Può darsi, come anche Varoufakis ha osservato, che la mossa di Draghi serva per evidenziare che la soluzione è politica e non tecnico-economica. Quindi ha buttato la palla nel campo dell’imminente Eurogruppo che si riunirà l’11 febbraio. Il guaio è che la politica europea attuale è ancora peggio della ragione economica. Basti leggere le dichiarazioni di un Renzi, sdraiato sul comunicato della Bce, o quelle di uno Schulz o di un Gabriel.

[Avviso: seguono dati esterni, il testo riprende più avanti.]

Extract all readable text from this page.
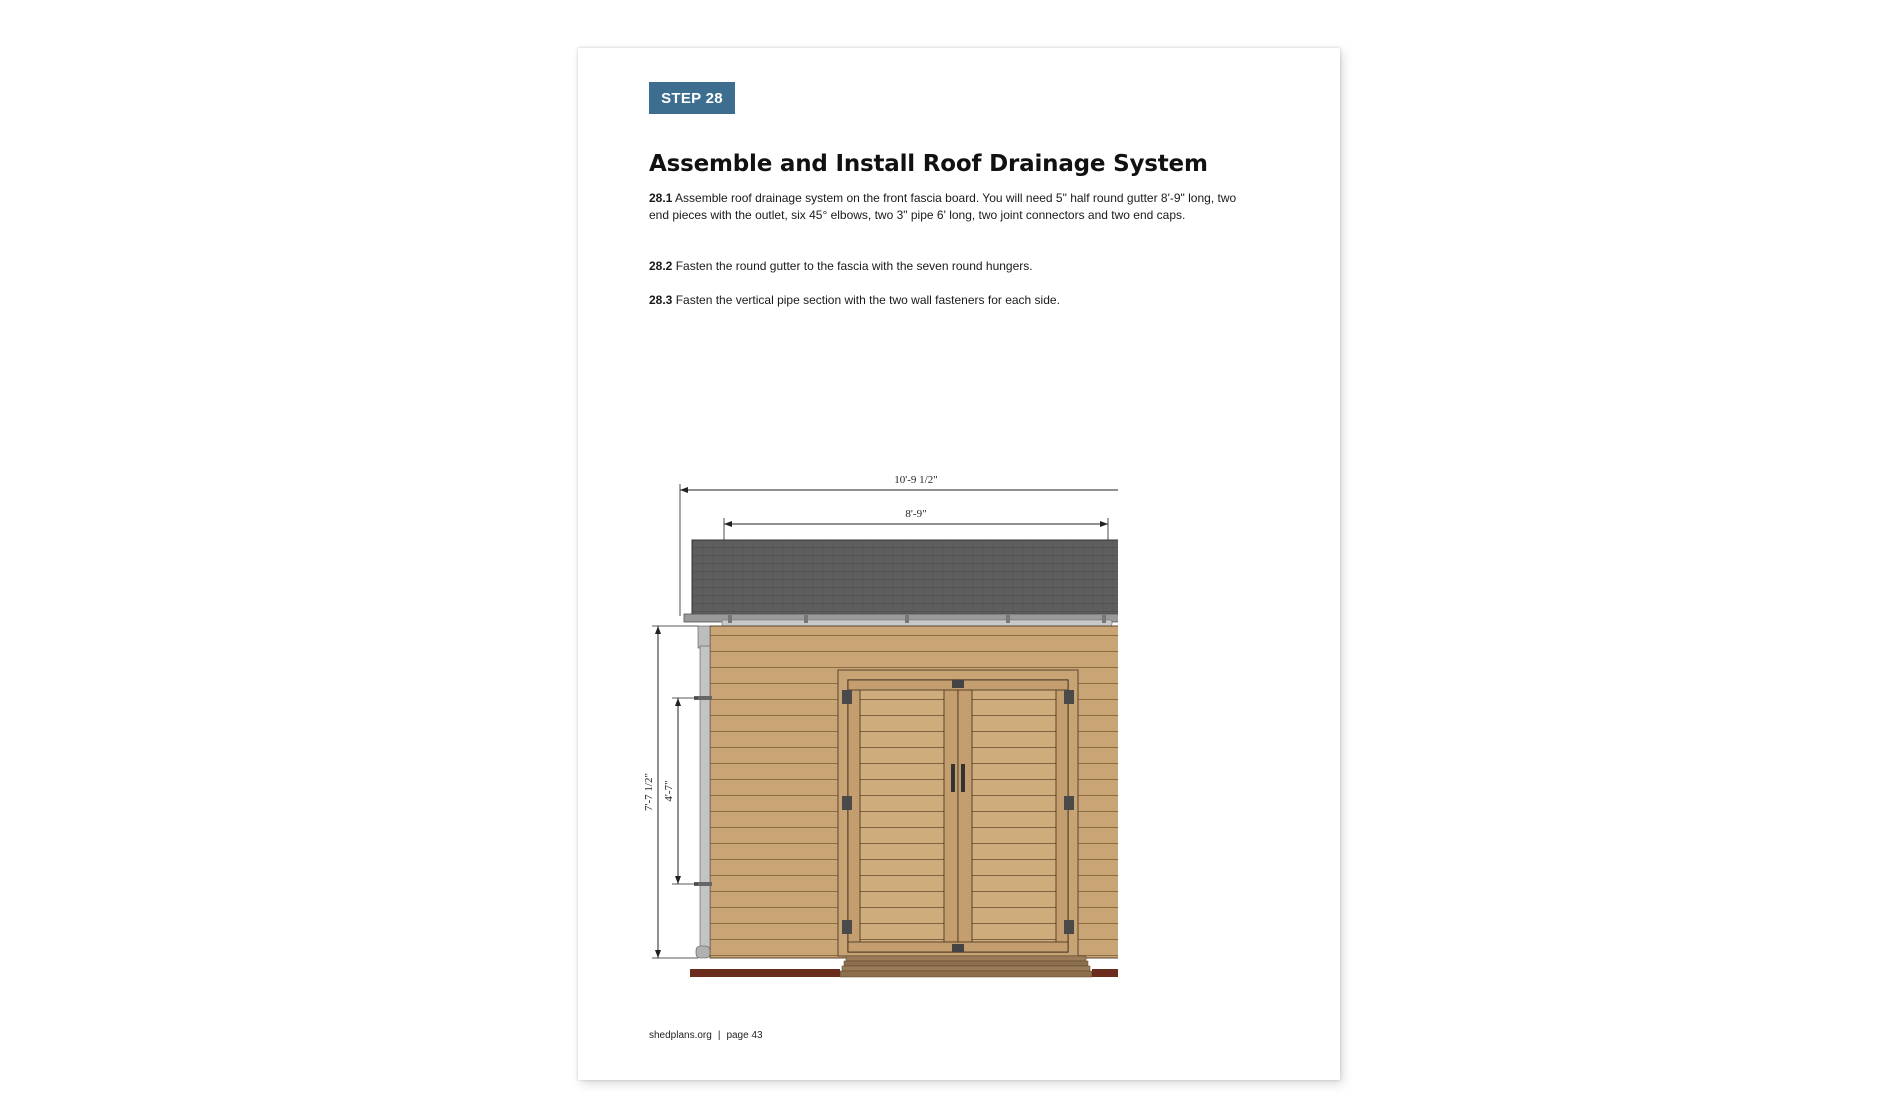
STEP 28
Assemble and Install Roof Drainage System

28.1 Assemble roof drainage system on the front fascia board. You will need 5" half round gutter 8'-9" long, two end pieces with the outlet, six 45° elbows, two 3" pipe 6' long, two joint connectors and two end caps.

28.2 Fasten the round gutter to the fascia with the seven round hungers.

28.3 Fasten the vertical pipe section with the two wall fasteners for each side.

10'-9 1/2"
8'-9"
7'-7 1/2" 4'-7"
shedplans.org | page 43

Non è la prima volta, d’altro canto, che la socialdemocrazia tedesca vota i «crediti di guerra». L’analogia non è troppo esagerata. Che spiegazione trovare per un simile accanimento contro un paese il cui Pil non supera il 2% e il cui debito il 3% di quelli complessivi dell’eurozona?
La ragione è duplice.
Se passa la soluzione greca appare chiaro che non esiste un’unica strada per abbattere il debito. Anzi ce n’è una alternativa concretamente praticabile rispetto a quella del fiscal compact. Più efficace e assai meno devastante. Tale da puntare su un nuovo tipo di sviluppo che valorizzi il lavoro, l’ambiente e la società, come appare dal programma di Salonicco su cui Syriza ha costruito e vinto la sua campagna elettorale. Sarebbe una sconfitta storica per il neoliberismo europeo.

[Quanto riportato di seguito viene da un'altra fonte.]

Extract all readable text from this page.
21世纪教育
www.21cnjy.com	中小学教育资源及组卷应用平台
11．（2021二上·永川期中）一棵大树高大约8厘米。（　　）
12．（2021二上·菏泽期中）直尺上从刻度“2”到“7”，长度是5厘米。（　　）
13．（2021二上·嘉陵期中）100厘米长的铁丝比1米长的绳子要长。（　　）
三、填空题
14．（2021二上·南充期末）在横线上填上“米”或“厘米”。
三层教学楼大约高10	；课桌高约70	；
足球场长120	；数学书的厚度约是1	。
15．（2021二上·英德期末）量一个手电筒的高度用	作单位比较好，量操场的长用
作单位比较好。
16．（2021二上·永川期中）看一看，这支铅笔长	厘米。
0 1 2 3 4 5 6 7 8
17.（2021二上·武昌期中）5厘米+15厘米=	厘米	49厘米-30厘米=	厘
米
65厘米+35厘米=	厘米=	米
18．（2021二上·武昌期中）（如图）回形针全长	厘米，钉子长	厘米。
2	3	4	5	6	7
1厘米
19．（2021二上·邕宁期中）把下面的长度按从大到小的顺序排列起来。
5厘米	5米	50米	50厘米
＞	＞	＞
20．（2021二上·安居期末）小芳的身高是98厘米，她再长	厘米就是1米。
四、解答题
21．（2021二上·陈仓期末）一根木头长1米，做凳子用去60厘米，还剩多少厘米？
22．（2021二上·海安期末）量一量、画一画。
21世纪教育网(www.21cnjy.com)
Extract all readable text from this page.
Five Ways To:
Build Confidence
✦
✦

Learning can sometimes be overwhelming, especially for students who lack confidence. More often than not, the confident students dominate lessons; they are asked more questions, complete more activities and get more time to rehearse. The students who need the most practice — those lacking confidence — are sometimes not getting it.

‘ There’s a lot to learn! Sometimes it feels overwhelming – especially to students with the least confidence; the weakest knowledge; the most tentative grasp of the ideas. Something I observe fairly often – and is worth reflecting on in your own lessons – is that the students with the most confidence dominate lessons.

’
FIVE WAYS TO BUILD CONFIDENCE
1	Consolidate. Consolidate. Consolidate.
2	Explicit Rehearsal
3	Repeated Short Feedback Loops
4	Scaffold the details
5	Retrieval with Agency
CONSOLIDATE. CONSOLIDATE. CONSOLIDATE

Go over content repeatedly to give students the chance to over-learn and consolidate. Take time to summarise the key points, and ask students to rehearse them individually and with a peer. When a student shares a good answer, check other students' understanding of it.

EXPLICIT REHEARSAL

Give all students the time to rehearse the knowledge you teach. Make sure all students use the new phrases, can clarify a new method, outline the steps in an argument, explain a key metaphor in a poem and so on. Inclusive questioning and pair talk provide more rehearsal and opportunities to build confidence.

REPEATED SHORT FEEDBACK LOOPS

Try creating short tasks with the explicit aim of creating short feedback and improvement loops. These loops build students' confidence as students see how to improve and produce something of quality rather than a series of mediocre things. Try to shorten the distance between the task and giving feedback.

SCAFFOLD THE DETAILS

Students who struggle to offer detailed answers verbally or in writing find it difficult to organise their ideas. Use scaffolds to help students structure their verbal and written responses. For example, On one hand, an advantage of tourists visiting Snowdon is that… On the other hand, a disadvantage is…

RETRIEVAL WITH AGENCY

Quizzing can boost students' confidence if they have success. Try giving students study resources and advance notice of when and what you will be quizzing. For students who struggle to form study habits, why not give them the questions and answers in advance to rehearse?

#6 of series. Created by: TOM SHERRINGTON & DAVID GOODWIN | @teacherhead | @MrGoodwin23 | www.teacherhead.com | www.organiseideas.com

Il secondo motivo riguarda gli assetti politico istituzionali della Ue. Sappiamo che i greci hanno giustamente rifiutato l’intervento della Troika. Ma è pur vero che perfino Juncker ha dichiarato che quest’ultima ha fatto il suo tempo. C’è allora qualcosa di più importante in gioco che la sopravvivenza di questo o quell’organismo. Finora la Ue attraverso gli strumenti della sua governance a-democratica aveva messo il naso nelle politiche interne di ogni paese, in qualche caso dettandone per filo e per segno le scelte da fare. Così è accaduto nel caso italiano con la famosa lettera della Bce del 5 agosto del 2011. Dove non era arrivato Berlusconi avevano provveduto Monti e ora Renzi a finire i compiti a casa. Ma si trattava pur sempre di un intervento su governi amici, che si fondavano su maggioranze che avevano esplicitato la loro preventiva sottomissione alla Troika. In Grecia siamo di fronte al tentativo di impedire che la volontà popolare espressasi nelle elezioni in modo abbondante e inequivocabile possa trovare implementazione perché contraria alle attuali scelte della Ue. Qualcosa che si avvicina a un colpo di stato in bianco (per ora). I neonazisti di Alba Dorata avevano dichiarato che Syriza avrebbe fallito e dopo sarebbe toccato a loro governare.
E’ questo che le mediocri classi dirigenti europee vogliono? Non sarebbe la prima volta.
Impediamoglielo.
Non solo con gli strumenti propri delle sedi parlamentari per influire sul vertice dei capi di stato, ma soprattutto riempiendo le piazze, come succede ora in Grecia e come vogliamo accada anche in Italia e nel resto d’Europa il prossimo 14 febbraio. Un San Valentino di passione con il popolo greco.